This Tuesday INSIDER Daily Digest has stories on several upcoming Defense Science Board studies and more.
Under Secretary of Defense for Research and Engineering Mike Griffin has called for a bunch of Defense Science Board studies:
The Pentagon's chief technology officer has asked the Defense Science Board to investigate the Defense Department’s dependencies on critical infrastructure -- such as the energy and communication sector -- as officials worry potential adversaries could impede U.S. military forces by targeting non-DOD systems.
Mike Griffin, the under secretary of defense for research and engineering, has tasked the Defense Science Board with reviewing the U.S. defense industrial base to identify "proactive" steps needed to increase depth, breadth and security.
The Defense Counterintelligence and Security Agency, formerly known as the Defense Security Service, was officially rebranded in June as it took over the federal background investigations mission from the Office of Personnel Management:
Defense intelligence officials are undertaking multiple initiatives to better protect technologies considered critical to the U.S. military’s future, including working more closely with Defense Department acquisition offices and setting up a revamped security agency to serve as the "nation's gatekeeper."

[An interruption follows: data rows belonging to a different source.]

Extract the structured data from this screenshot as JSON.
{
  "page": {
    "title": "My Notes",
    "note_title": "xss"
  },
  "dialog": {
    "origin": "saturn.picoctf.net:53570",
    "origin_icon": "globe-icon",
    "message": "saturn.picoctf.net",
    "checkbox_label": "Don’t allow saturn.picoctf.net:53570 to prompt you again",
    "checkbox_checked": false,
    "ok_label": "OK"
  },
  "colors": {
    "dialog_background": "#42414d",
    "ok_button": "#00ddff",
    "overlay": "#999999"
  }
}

Here's some related defense cyber news from our colleagues at Inside Cybersecurity:
The Professional Services Council, which convened a lively meeting on behalf of Pentagon acquisition officials last week, is seeking industry input on the "additional activities" of an accreditation body that will establish the requirements for third-party auditors expected to certify the cybersecurity compliance of up to several hundred thousand defense contractors beginning next year.
The Government Accountability Office is questioning the Navy's shipyard improvement plan cost estimate:
The Navy's methods for estimating the initial costs of its $21 billion plan to improve the four public shipyards create risks that "together could add billions to the ultimate cost," according to a government watchdog.